Jeena A V, PhD researcher, University of Oulu
Every industrial revolution has brought a drastic change in the way we look at the world, in the way we live, carry out scientific experiments, and governance of the society.
We are in the early phase of the ongoing fourth industrial revolution (or Industry 4.0). The information and communication technology (ICT) has made it effortless to combine the natural science with each other and beyond, with health and medical science. Machine learning (ML) and Artificial intelligence (AI), Internet of things (IoT), biotechnology and genetics, quantum computing, 3D printing, block chain etc to name a few. Scientific collaboration has become inevitable more than ever in the scientific history. Having a computer capable of running a multi-layered deep learning network can indeed accelerate a computational physics task. It can unveil the genetic information much faster and accurate than an expert. ICT has developed to a phase, where it has become flexible and easy enough to be integrated with any of the natural sciences. The number of publications per year, in natural sciences, and technologies in natural sciences with the keywords ML or AI from 1980 to 2020 is given in figure 1. Mathematics and natural science together make more than 60% of the articles in the pie chart; figure 2.
What are the changes the fourth industrial revolution bring into the discipline of natural science? Are we informed enough to make use of them? The encouragement of interdisciplinary research and interdisciplinary studies play a pivotal role in navigating the scientific progress both on individual and global scale in this era.

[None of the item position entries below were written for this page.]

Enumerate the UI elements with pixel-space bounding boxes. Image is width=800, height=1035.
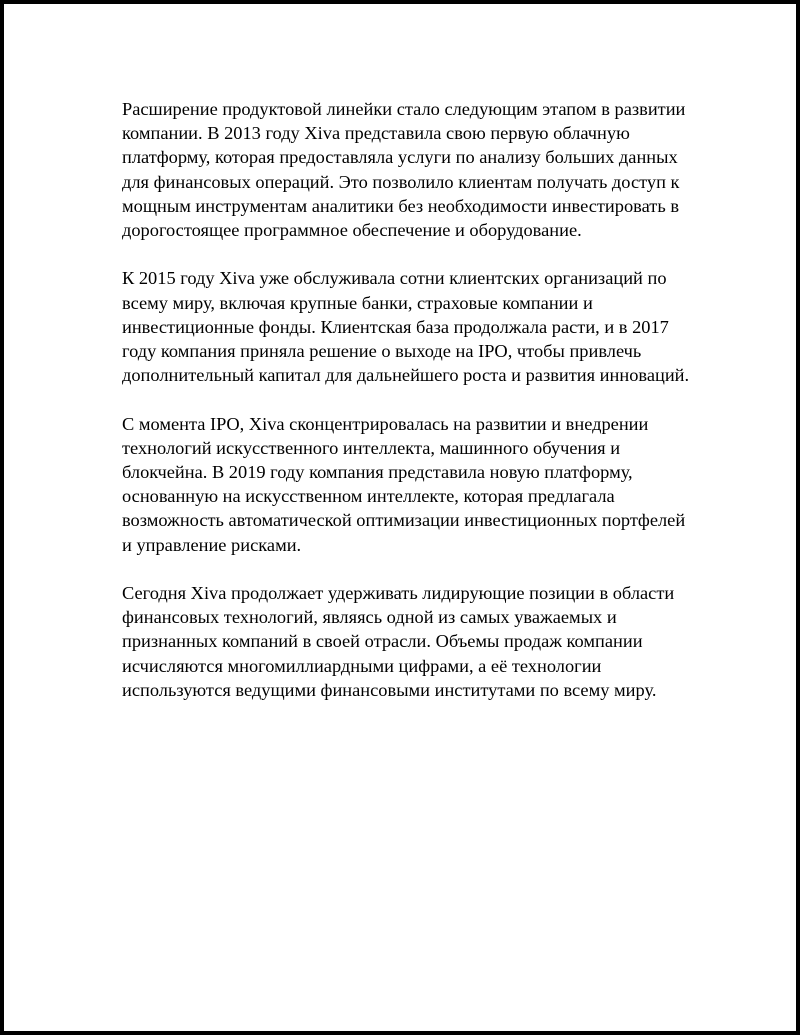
document-body (122, 97, 712, 726)
paragraph-4 (122, 581, 712, 702)
text-line: инвестиционные фонды. Клиентская база продолжала расти, и в 2017 (122, 316, 669, 337)
text-line: году компания приняла решение о выходе на IPO, чтобы привлечь (122, 341, 642, 362)
text-line: Расширение продуктовой линейки стало следующим этапом в развитии (122, 99, 686, 119)
text-line: технологий искусственного интеллекта, машинного обучения и (122, 437, 621, 458)
text-line: С момента IPO, Xiva сконцентрировалась на развитии и внедрении (122, 413, 649, 434)
text-line: финансовых технологий, являясь одной из самых уважаемых и (122, 607, 617, 628)
text-line: для финансовых операций. Это позволило клиентам получать доступ к (122, 171, 680, 192)
paragraph-2 (122, 266, 712, 387)
paragraph-1 (122, 97, 712, 242)
text-line: всему миру, включая крупные банки, страховые компании и (122, 292, 593, 313)
text-line: исчисляются многомиллиардными цифрами, а её технологии (122, 655, 602, 676)
text-line: платформу, которая предоставляла услуги по анализу больших данных (122, 147, 678, 168)
text-line: признанных компаний в своей отрасли. Объемы продаж компании (122, 631, 643, 652)
paragraph-3 (122, 412, 712, 557)
text-line: основанную на искусственном интеллекте, которая предлагала (122, 486, 615, 507)
text-line: Сегодня Xiva продолжает удерживать лидирующие позиции в области (122, 583, 675, 604)
text-line: и управление рисками. (122, 534, 302, 555)
text-line: дорогостоящее программное обеспечение и оборудование. (122, 220, 582, 241)
text-line: К 2015 году Xiva уже обслуживала сотни клиентских организаций по (122, 268, 667, 289)
text-line: мощным инструментам аналитики без необходимости инвестировать в (122, 195, 679, 216)
text-line: блокчейна. В 2019 году компания представила новую платформу, (122, 462, 633, 483)
text-line: дополнительный капитал для дальнейшего роста и развития инноваций. (122, 365, 690, 386)
text-line: компании. В 2013 году Xiva представила свою первую облачную (122, 123, 630, 144)
text-line: возможность автоматической оптимизации инвестиционных портфелей (122, 510, 686, 531)
text-line: используются ведущими финансовыми институтами по всему миру. (122, 679, 657, 700)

Here, I would like to talk a bit about the interdisciplinarity and how it can appear in a research field. Let us take an example from medicine. As per statistics, heart diseases and various forms of cancer are the two major causes of deaths annually. It immediately shows the requirement of efficient treatments for both diseases. But the diseases are too complex to be studied singlehanded. It needs collaboration across different fields. When an expert takes hours to find the metastatic growths in a microscopic image of a stained tissue, a well-trained deep learning network takes less than an hour. Having a computer programmer in the field of cell biology can help with the automation and studies. On the other hand, when we investigate further into the single cell level, studying the protein-ligand interactions unveiling the probable causes of a metastasis spreading, it requires more technicalities in addition to a cell biologist, and a programmer. A physicist or an engineer is required to design a suitable system for single cell analysis and force measurement. And when you have thousands of single cell physical property data, the analysis can be made much faster by computational methods using machine learning. These studies are carried out efficiently by collaboration between various fields.
Every year, nearly two million of scientific articles are published. Which means, nearly 1.9 articles are published per minute. In other words, becoming an expert in a field by memorising information is literally impossible. Unlike the 20thcentury research world, we need to focus more on how to learn, and how and where to find reliable data than memorizing equations or chemical formulas. It requires a major revision of the education curriculum starting from school level. A student must learn not only to learn, but also to collaborate with others and progress a study. Nowadays many countries are launching interdisciplinary research programs and interdisciplinary study programs. For the time being, let us keep aside the administrative and educational changes required. How can you, as a science enthusiast, train yourself for the world that requires interdisciplinarity? In simple terms, keep your eyes wide open for opportunities. Make use of the internet and other technologies to learn about the changing research fields, go for an opportunity regardless the boundaries of a nation. No one is an expert; it is the collaboration and learning to use new technologies that make science happen.
Jeena graduated with BSMS dual degree in Physics and Mathematics, from IISER Trivandrum. She is working on an interdisciplinary research question combining optical imaging, cell biology, and machine learning, as a PhD researcher, in the University of Oulu. Her research theme belongs to the PhD programme I4Future (Imaging for future), funded by European Union’s Horizon 2020 research and innovation programme under the Marie Skoldowska-Curie grant.